Ayyu Qassataq, a breast cancer survivor, says she’d like to see more Alaska Native-specific protocols like that one.

“At the time that I went through cancer as a young woman, younger than so-called normal, there were a number of other Alaska Native women who I was going through treatment with at the same time, who were having the exact same experience. Younger than, you know, the recommended age for annual mammograms and those kinds of things,” Qassataq said.

Qassataq found her cancer by chance in her late 30s and has been cancer-free for a few years, but she’s still managing long-term health effects from treatment. She said if cancer messaging had been targeted to her demographic, she would have been more likely to pay attention and perform monthly self-checks.
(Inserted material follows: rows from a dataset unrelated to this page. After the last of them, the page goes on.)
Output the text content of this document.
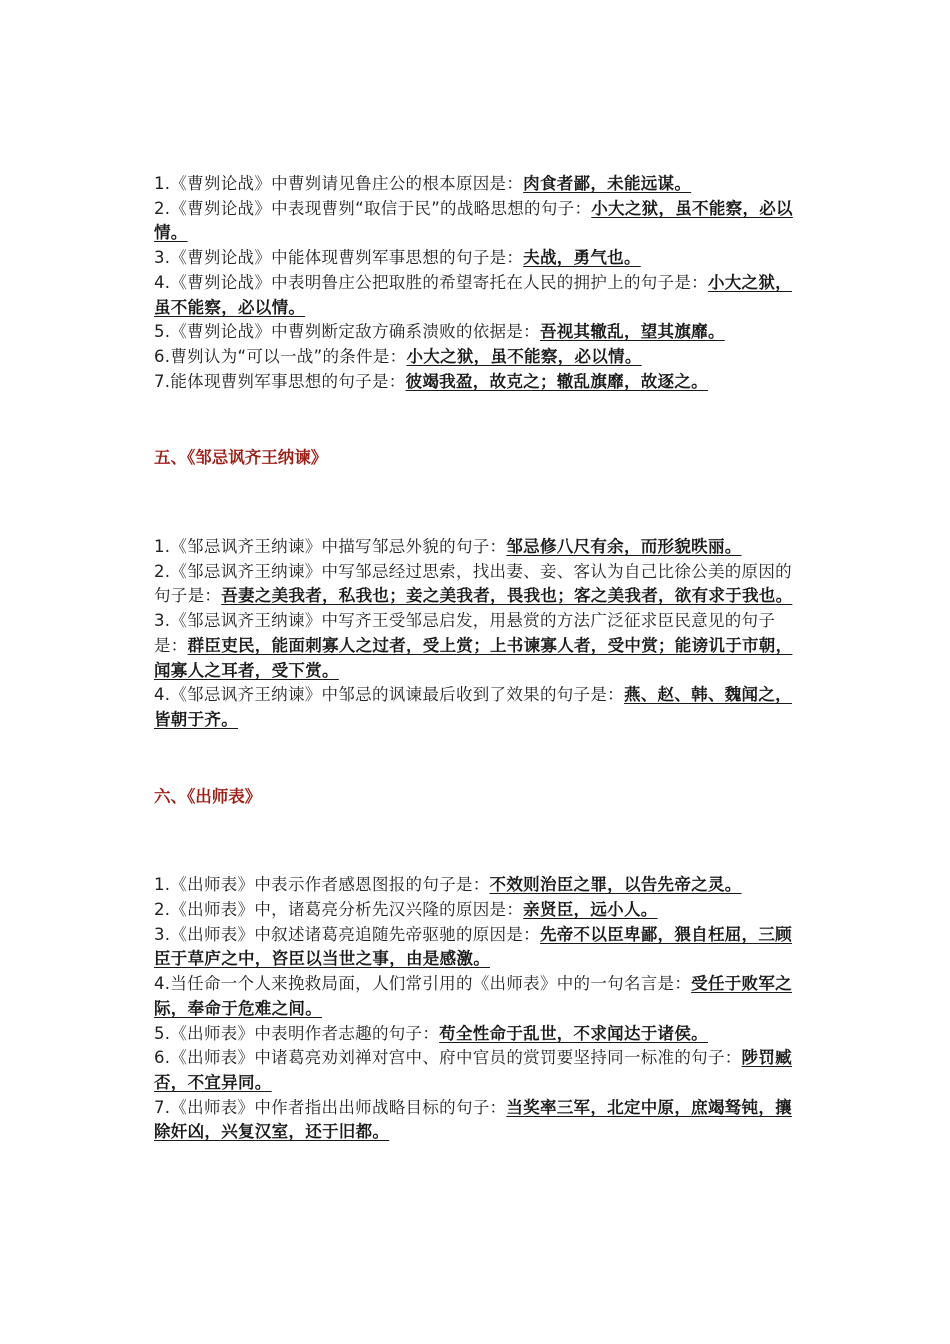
1.《曹刿论战》中曹刿请见鲁庄公的根本原因是：肉食者鄙，未能远谋。

2.《曹刿论战》中表现曹刿“取信于民”的战略思想的句子：小大之狱，虽不能察，必以情。

3.《曹刿论战》中能体现曹刿军事思想的句子是：夫战，勇气也。

4.《曹刿论战》中表明鲁庄公把取胜的希望寄托在人民的拥护上的句子是：小大之狱，虽不能察，必以情。

5.《曹刿论战》中曹刿断定敌方确系溃败的依据是：吾视其辙乱，望其旗靡。

6.曹刿认为“可以一战”的条件是：小大之狱，虽不能察，必以情。

7.能体现曹刿军事思想的句子是：彼竭我盈，故克之；辙乱旗靡，故逐之。

五、《邹忌讽齐王纳谏》

1.《邹忌讽齐王纳谏》中描写邹忌外貌的句子：邹忌修八尺有余，而形貌昳丽。

2.《邹忌讽齐王纳谏》中写邹忌经过思索，找出妻、妾、客认为自己比徐公美的原因的句子是：吾妻之美我者，私我也；妾之美我者，畏我也；客之美我者，欲有求于我也。

3.《邹忌讽齐王纳谏》中写齐王受邹忌启发，用悬赏的方法广泛征求臣民意见的句子是：群臣吏民，能面刺寡人之过者，受上赏；上书谏寡人者，受中赏；能谤讥于市朝，闻寡人之耳者，受下赏。

4.《邹忌讽齐王纳谏》中邹忌的讽谏最后收到了效果的句子是：燕、赵、韩、魏闻之，皆朝于齐。

六、《出师表》

1.《出师表》中表示作者感恩图报的句子是：不效则治臣之罪，以告先帝之灵。

2.《出师表》中，诸葛亮分析先汉兴隆的原因是：亲贤臣，远小人。

3.《出师表》中叙述诸葛亮追随先帝驱驰的原因是：先帝不以臣卑鄙，猥自枉屈，三顾臣于草庐之中，咨臣以当世之事，由是感激。

4.当任命一个人来挽救局面，人们常引用的《出师表》中的一句名言是：受任于败军之际，奉命于危难之间。

5.《出师表》中表明作者志趣的句子：苟全性命于乱世，不求闻达于诸侯。

6.《出师表》中诸葛亮劝刘禅对宫中、府中官员的赏罚要坚持同一标准的句子：陟罚臧否，不宜异同。

7.《出师表》中作者指出出师战略目标的句子：当奖率三军，北定中原，庶竭驽钝，攘除奸凶，兴复汉室，还于旧都。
Indigenous knowledge should also be incorporated into cancer treatment, she said: Things like plant medicine and ceremony helped heal her whole person. She said it’s important to take a holistic approach when talking about health disparities, too.

“We need to be able to really look at those things and be able to talk about them, and not look at the statistics in isolation from the context that created them,” Qassatak said. “I want to have those conversations about how we talk about health equity and the root causes of the inequities that we experienced.”

The data highlights a hard reality, but Eric Fox — the advocate working with the American Cancer Society — says it’s one that can change with more awareness. Medical recommendations are just one part of the solution, he says. The other is changing what he calls a generational mindset of toughing things out.

“We’ve got to make it okay in our community to have these conversations, to bring awareness, and ask the people that we love and care about to go and get these screenings,” he said.

Colonoscopies and mammograms can be a delicate subject, but Fox wants to eliminate those taboos. That little bit of discomfort can save a life.